The report titled, ‘2018 Global Sustainable Investment Review,’ summarizes the status of sustainable and responsible investing in markets around the world. According to the report, sustainable investment is an investment approach that “considers environmental, social and governance (ESG) factors in portfolio selection and management.”

Sustainable investment activities and strategies encompass negative or exclusionary screening, positive/best-in-class screening, norms-based screening, ESG integration, sustainability-themed investing, impact/community investing and corporate engagement and shareholder action.

In 2018, the largest sustainable investment strategies are negative/exclusionary screening (USD 19.8 trillion), ESG integration (USD 17.5 trillion) and corporate/shareholder action (USD 9.8 trillion). Negative screening is the predominant strategy in Europe.

ESG integration is the most common strategy in the US, Canada, and Australia and New Zealand in asset-weighted terms. In Japan, corporate engagement and shareholder action is the dominant strategy. Sustainable investing is increasingly accessible, with sustainable investing options available through an array of investment vehicles.

The report finds that sustainable investing represents 63 percent of professionally managed assets in Australia and New Zealand, the highest share of any region in the world. In Australia, 78 percent of responsible investing assets are managed through ESG integration and corporate engagement. In Japan, responsible investing represents 18 percent of professionally managed assets, although this region is the fastest growing region of all markets.

Between 2016 and 2018, sustainable investing assets in Japan quadrupled, growing from 3 to 18 percent.
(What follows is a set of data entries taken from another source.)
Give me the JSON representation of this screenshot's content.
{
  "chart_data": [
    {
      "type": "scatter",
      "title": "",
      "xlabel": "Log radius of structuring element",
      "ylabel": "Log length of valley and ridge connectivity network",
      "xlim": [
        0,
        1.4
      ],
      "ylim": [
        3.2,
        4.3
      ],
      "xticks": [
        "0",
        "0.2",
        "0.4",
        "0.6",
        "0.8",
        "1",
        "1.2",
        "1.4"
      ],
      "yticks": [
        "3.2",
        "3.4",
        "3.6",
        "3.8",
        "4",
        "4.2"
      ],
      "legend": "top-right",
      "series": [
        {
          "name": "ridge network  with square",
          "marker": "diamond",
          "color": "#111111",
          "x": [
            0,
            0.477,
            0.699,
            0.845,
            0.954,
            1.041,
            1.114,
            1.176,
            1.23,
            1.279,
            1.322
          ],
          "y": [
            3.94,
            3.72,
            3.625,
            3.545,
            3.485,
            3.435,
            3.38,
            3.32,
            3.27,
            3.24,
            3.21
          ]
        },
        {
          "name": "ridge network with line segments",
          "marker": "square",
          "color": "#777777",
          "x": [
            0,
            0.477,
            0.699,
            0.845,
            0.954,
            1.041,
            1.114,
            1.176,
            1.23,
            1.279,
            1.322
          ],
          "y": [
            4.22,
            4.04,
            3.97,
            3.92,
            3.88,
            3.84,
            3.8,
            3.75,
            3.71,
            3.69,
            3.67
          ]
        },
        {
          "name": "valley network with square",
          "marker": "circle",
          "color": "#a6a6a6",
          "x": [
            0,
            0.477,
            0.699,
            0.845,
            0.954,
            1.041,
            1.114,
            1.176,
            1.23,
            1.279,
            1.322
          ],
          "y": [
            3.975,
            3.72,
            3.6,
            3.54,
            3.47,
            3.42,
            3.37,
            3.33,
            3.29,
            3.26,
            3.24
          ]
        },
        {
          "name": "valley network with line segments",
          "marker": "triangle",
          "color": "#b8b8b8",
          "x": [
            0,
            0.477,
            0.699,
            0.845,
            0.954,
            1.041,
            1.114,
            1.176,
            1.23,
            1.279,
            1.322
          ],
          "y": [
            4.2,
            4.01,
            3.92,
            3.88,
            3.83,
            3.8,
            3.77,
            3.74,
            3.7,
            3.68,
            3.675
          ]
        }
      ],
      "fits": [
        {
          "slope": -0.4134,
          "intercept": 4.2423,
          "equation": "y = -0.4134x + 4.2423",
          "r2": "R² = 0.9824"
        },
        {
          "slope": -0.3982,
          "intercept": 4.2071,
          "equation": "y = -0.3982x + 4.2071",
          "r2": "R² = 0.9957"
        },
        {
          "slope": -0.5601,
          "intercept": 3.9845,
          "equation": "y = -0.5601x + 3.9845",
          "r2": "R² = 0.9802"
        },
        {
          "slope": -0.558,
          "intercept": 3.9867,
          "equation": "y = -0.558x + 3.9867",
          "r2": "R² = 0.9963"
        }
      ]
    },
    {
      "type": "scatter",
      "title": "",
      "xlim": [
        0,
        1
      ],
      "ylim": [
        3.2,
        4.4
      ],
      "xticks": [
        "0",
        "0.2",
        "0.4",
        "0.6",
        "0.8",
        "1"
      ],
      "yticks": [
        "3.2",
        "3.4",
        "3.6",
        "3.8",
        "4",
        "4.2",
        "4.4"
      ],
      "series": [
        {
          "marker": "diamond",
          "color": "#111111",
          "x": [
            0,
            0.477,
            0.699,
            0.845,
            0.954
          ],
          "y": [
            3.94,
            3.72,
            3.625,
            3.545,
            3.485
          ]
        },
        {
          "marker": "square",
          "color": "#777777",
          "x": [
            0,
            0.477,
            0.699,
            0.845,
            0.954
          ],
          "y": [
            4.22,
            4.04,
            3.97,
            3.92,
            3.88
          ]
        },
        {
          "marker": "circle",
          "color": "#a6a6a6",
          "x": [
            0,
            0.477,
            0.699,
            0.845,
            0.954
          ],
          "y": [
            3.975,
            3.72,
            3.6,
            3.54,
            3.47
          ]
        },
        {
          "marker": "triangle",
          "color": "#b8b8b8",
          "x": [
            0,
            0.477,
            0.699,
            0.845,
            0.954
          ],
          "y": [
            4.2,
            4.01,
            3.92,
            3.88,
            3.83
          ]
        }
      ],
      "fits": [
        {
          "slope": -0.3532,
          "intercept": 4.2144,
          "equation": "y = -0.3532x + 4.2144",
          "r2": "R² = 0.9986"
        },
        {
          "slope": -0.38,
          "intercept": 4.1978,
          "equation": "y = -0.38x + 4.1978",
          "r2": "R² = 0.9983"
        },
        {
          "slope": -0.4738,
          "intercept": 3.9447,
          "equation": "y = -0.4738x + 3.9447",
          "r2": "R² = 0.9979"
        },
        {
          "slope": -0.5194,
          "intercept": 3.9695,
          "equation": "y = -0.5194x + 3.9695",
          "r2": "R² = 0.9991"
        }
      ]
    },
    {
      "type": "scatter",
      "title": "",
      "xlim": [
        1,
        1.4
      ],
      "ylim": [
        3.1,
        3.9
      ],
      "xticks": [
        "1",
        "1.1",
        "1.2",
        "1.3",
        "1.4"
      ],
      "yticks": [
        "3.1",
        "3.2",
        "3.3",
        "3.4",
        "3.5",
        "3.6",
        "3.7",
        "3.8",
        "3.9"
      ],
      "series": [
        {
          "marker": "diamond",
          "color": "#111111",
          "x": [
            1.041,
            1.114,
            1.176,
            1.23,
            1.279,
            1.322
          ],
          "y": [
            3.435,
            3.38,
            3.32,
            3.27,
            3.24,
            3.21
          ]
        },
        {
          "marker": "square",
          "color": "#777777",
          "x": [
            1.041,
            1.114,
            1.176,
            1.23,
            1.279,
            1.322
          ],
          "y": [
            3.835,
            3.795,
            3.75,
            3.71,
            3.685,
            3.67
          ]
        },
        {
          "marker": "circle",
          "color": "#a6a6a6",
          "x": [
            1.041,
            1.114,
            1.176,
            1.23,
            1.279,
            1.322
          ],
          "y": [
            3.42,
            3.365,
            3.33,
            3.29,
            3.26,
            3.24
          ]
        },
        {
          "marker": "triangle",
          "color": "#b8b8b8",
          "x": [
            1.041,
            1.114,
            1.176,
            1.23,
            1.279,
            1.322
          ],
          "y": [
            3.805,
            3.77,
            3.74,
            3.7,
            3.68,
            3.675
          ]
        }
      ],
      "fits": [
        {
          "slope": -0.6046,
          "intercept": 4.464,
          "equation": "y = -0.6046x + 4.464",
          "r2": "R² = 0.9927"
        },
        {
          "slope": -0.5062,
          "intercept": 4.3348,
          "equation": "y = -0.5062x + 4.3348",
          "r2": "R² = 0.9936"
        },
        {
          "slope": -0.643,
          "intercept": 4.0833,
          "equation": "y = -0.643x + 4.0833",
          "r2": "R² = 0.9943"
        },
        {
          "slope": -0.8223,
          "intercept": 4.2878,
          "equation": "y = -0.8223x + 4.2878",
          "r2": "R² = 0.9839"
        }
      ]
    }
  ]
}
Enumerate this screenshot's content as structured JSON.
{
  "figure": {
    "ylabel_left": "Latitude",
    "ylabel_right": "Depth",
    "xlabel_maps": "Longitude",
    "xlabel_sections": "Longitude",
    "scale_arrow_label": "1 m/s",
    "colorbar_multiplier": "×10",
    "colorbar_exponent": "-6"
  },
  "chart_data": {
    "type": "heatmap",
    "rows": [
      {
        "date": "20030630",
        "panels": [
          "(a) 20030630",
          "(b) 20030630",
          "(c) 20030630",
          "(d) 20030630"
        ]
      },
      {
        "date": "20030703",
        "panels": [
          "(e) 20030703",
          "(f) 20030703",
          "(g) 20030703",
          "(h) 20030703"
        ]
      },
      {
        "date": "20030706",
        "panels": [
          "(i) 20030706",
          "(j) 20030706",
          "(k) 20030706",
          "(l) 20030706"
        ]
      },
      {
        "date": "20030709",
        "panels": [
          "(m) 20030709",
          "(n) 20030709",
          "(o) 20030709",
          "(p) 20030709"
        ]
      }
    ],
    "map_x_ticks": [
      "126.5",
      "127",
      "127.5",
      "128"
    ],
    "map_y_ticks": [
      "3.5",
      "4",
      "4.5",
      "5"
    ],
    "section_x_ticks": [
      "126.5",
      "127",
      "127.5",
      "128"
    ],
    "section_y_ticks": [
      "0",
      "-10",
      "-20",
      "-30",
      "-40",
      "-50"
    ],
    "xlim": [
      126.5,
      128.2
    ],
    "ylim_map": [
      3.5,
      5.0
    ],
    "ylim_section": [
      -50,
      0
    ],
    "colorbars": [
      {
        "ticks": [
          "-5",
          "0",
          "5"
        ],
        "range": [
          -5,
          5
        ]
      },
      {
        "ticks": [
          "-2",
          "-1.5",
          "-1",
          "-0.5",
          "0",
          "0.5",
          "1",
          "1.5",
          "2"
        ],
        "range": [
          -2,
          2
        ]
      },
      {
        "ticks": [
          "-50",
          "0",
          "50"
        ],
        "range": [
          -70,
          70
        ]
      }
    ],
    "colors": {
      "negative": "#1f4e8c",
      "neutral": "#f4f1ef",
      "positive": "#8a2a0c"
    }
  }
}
The report identifies Japanese Prime Minister’s administration’s encouragement of private sector investment as part of its economic growth strategy as a key factor in driving the expansion of sustainable investment in the country.
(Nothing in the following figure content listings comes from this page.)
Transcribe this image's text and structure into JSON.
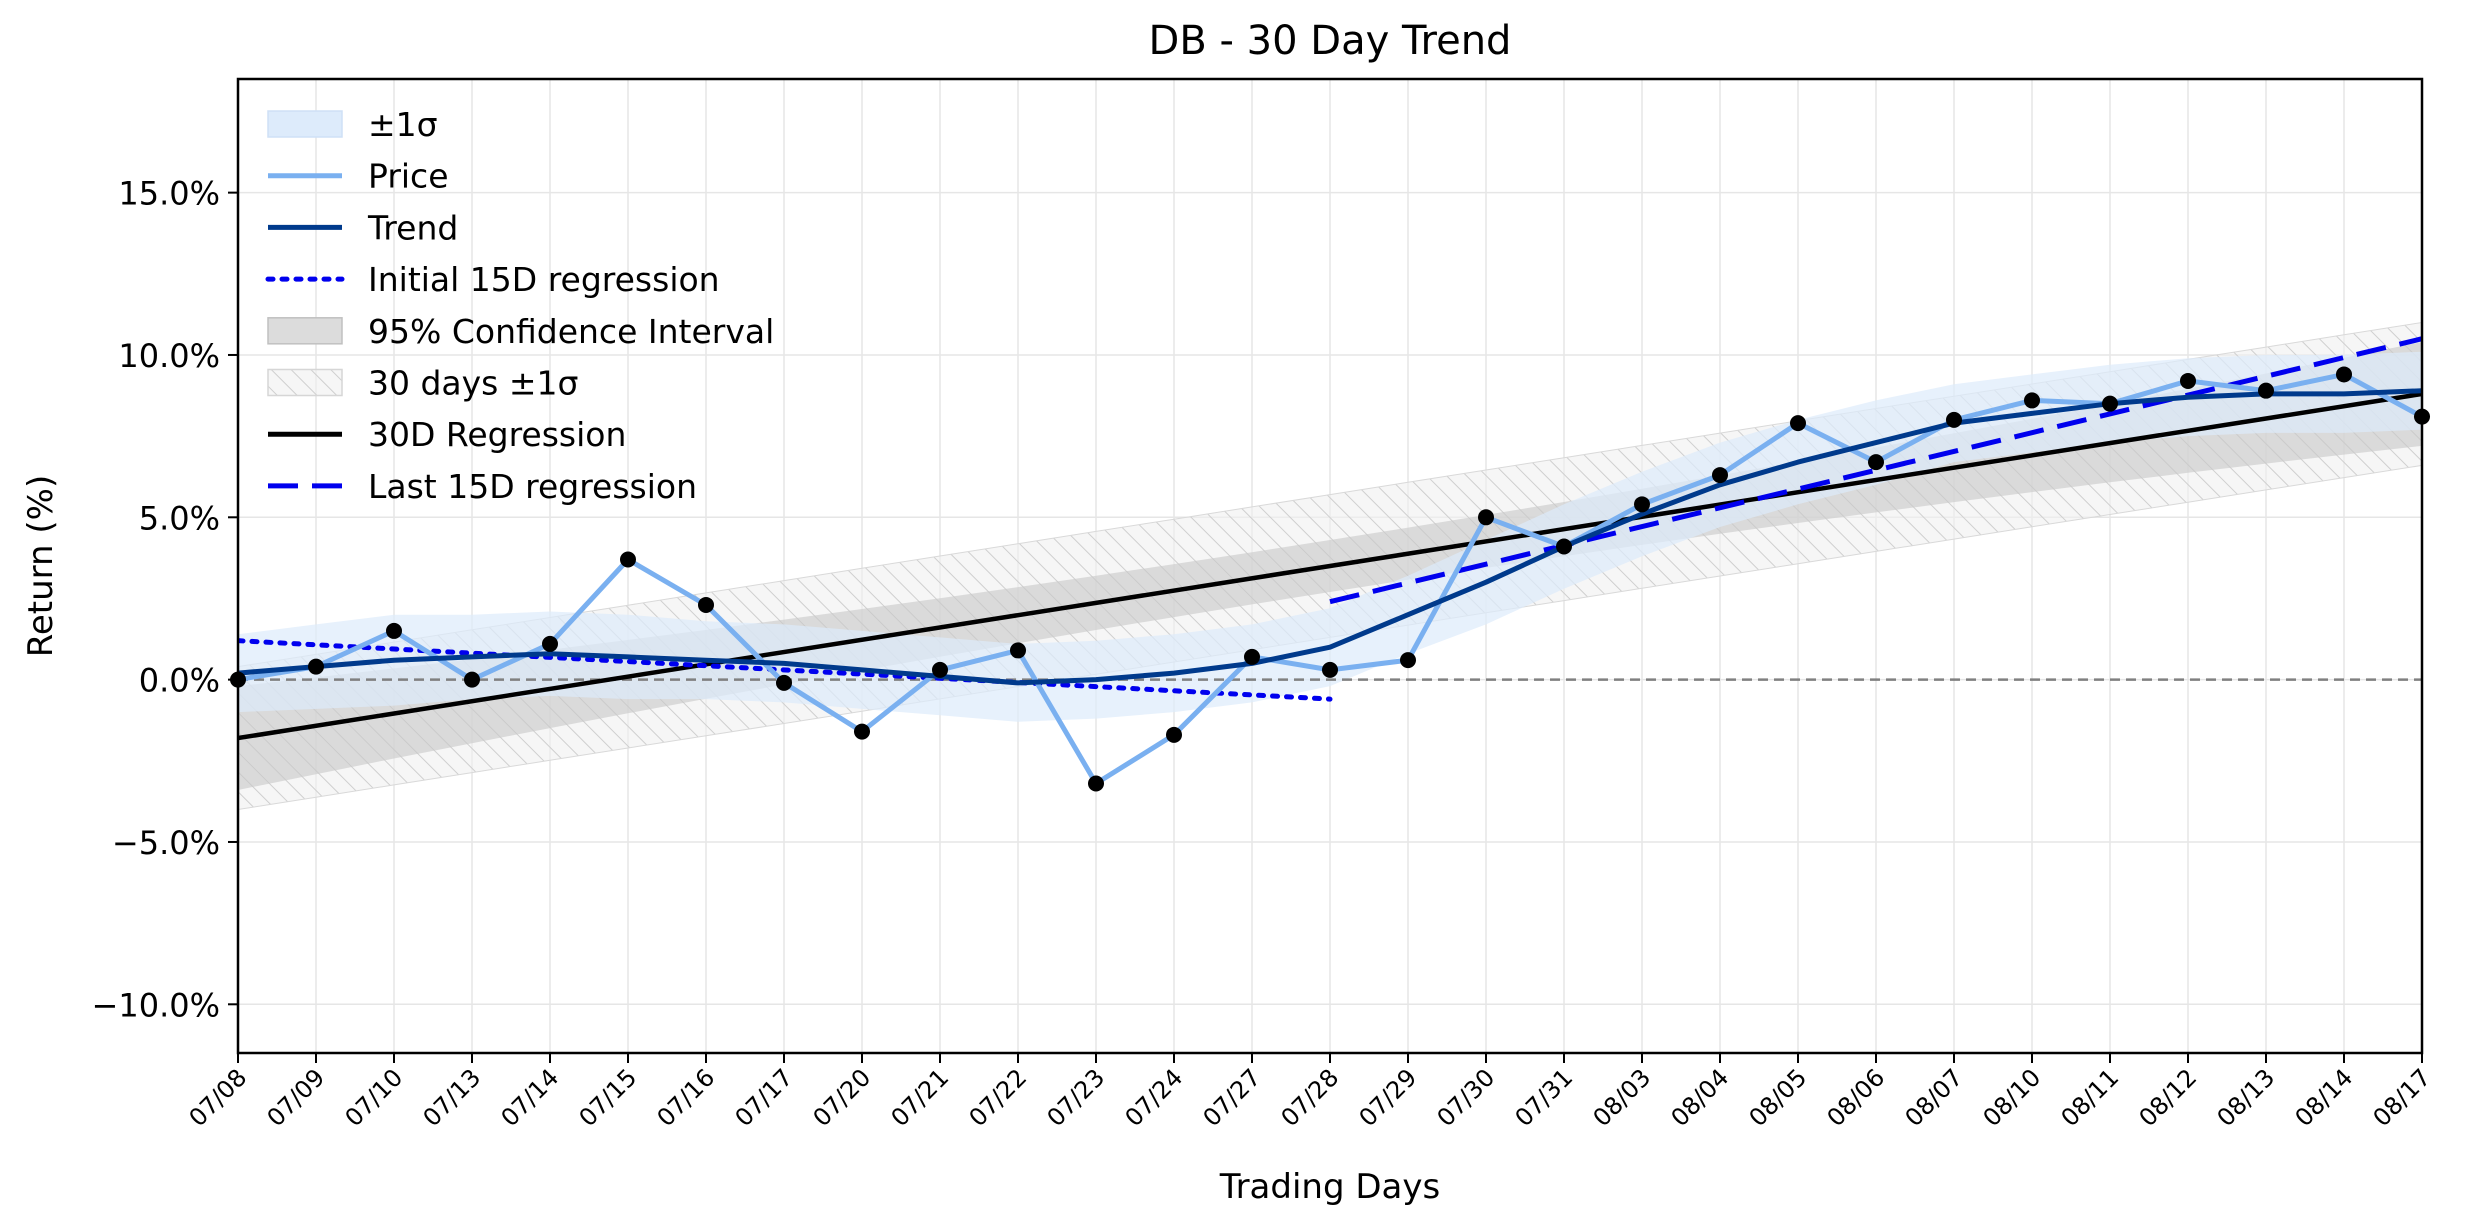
{
  "chart_data": {
    "type": "line",
    "title": "DB - 30 Day Trend",
    "xlabel": "Trading Days",
    "ylabel": "Return (%)",
    "ylim": [
      -11.5,
      18.5
    ],
    "yticks": [
      -10,
      -5,
      0,
      5,
      10,
      15
    ],
    "ytick_labels": [
      "−10.0%",
      "−5.0%",
      "0.0%",
      "5.0%",
      "10.0%",
      "15.0%"
    ],
    "grid": true,
    "legend_position": "top-left",
    "categories": [
      "07/08",
      "07/09",
      "07/10",
      "07/13",
      "07/14",
      "07/15",
      "07/16",
      "07/17",
      "07/20",
      "07/21",
      "07/22",
      "07/23",
      "07/24",
      "07/27",
      "07/28",
      "07/29",
      "07/30",
      "07/31",
      "08/03",
      "08/04",
      "08/05",
      "08/06",
      "08/07",
      "08/10",
      "08/11",
      "08/12",
      "08/13",
      "08/14",
      "08/17"
    ],
    "series": [
      {
        "name": "Price",
        "color": "#7ab0f0",
        "values": [
          0.0,
          0.4,
          1.5,
          0.0,
          1.1,
          3.7,
          2.3,
          -0.1,
          -1.6,
          0.3,
          0.9,
          -3.2,
          -1.7,
          0.7,
          0.3,
          0.6,
          5.0,
          4.1,
          5.4,
          6.3,
          7.9,
          6.7,
          8.0,
          8.6,
          8.5,
          9.2,
          8.9,
          9.4,
          8.1
        ]
      },
      {
        "name": "Trend",
        "color": "#003a8c",
        "values": [
          0.2,
          0.4,
          0.6,
          0.7,
          0.8,
          0.7,
          0.6,
          0.5,
          0.3,
          0.1,
          -0.1,
          0.0,
          0.2,
          0.5,
          1.0,
          2.0,
          3.0,
          4.1,
          5.1,
          6.0,
          6.7,
          7.3,
          7.9,
          8.2,
          8.5,
          8.7,
          8.8,
          8.8,
          8.9
        ]
      },
      {
        "name": "30D Regression",
        "color": "#000000",
        "start": -1.8,
        "end": 8.8
      },
      {
        "name": "Initial 15D regression",
        "color": "#0000ee",
        "x_range": [
          "07/08",
          "07/28"
        ],
        "start": 1.2,
        "end": -0.6
      },
      {
        "name": "Last 15D regression",
        "color": "#0000ee",
        "x_range": [
          "07/28",
          "08/17"
        ],
        "start": 2.4,
        "end": 10.5
      }
    ],
    "bands": [
      {
        "name": "±1σ",
        "color": "#ddebfb",
        "half_width": [
          1.2,
          1.3,
          1.4,
          1.3,
          1.3,
          1.3,
          1.2,
          1.2,
          1.2,
          1.2,
          1.2,
          1.2,
          1.2,
          1.2,
          1.2,
          1.2,
          1.3,
          1.3,
          1.3,
          1.3,
          1.3,
          1.3,
          1.2,
          1.2,
          1.2,
          1.2,
          1.2,
          1.2,
          1.2
        ]
      },
      {
        "name": "95% Confidence Interval",
        "color": "#c8c8c8",
        "half_width_ends": 1.6,
        "half_width_mid": 0.8
      },
      {
        "name": "30 days ±1σ",
        "color": "#e9e9e9",
        "half_width": 2.2
      }
    ],
    "reference_line": {
      "y": 0,
      "style": "dashed",
      "color": "#808080"
    }
  }
}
Additional factors include growing awareness of sustainable investing in Japan and decisions by two major institutional asset owners (the Government Pension Investment Fund and the Pension Fund Association) to become signatories to the Principles for Responsible Investment (PRI).
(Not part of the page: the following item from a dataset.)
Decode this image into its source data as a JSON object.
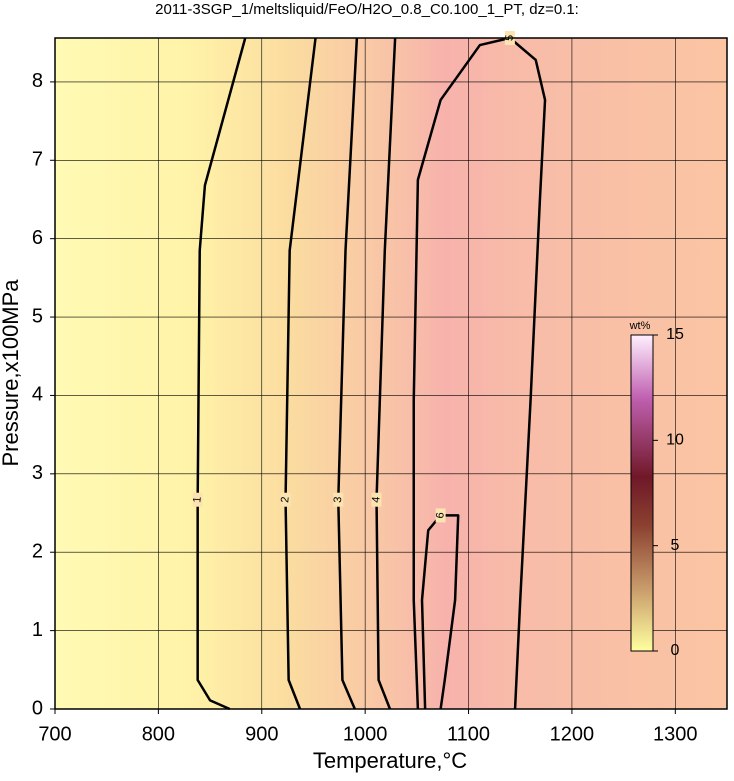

In Canada, responsible investments account for slightly more than 50 percent of professionally managed assets, up from 38 percent in 2016. The predominant investment strategy in Canada, in asset-weighted terms, is ESG integration, followed by corporate engagement.

In Europe, the report finds: signs that while the market is maturing, sustainable investing assets grew at a “modest pace,” which, the report suggests, may partially be the result of debate over what counts as sustainable investing; and signs of consolidation in the industry.

The report further finds that some form of ESG integration is essential for sustainable investors in Europe and that there is a trend towards more active management combined with strong growth in corporate engagement strategies.

In the US, sustainable investing continues to expand, increasing by 38 percent between 2016 and 2018, and represents 26 percent of all investment assets under professional management. In 2018, 40 percent of responding managers in the US said that implementing one or more SDGs was a motivation in pursuing sustainable investing. Money managers reported that climate change was the “leading ESG issue” in asset-weighted terms.

The report concludes that investment initiatives related to implementing the SDGs, combating climate change and responding to environmental challenges were evident throughout the five regions. The report further concludes that sustainable investing is “increasingly accessible,” with sustainable investing options available through a broadening array of investment vehicles and across asset classes.

The 2018 report represents the fourth edition in the GSIA’s series on sustainable investment. The GSIA is an international collaboration of membership-based sustainable investment organizations that aims to deepen and expand the practice of sustainable investment through intentional international collaboration.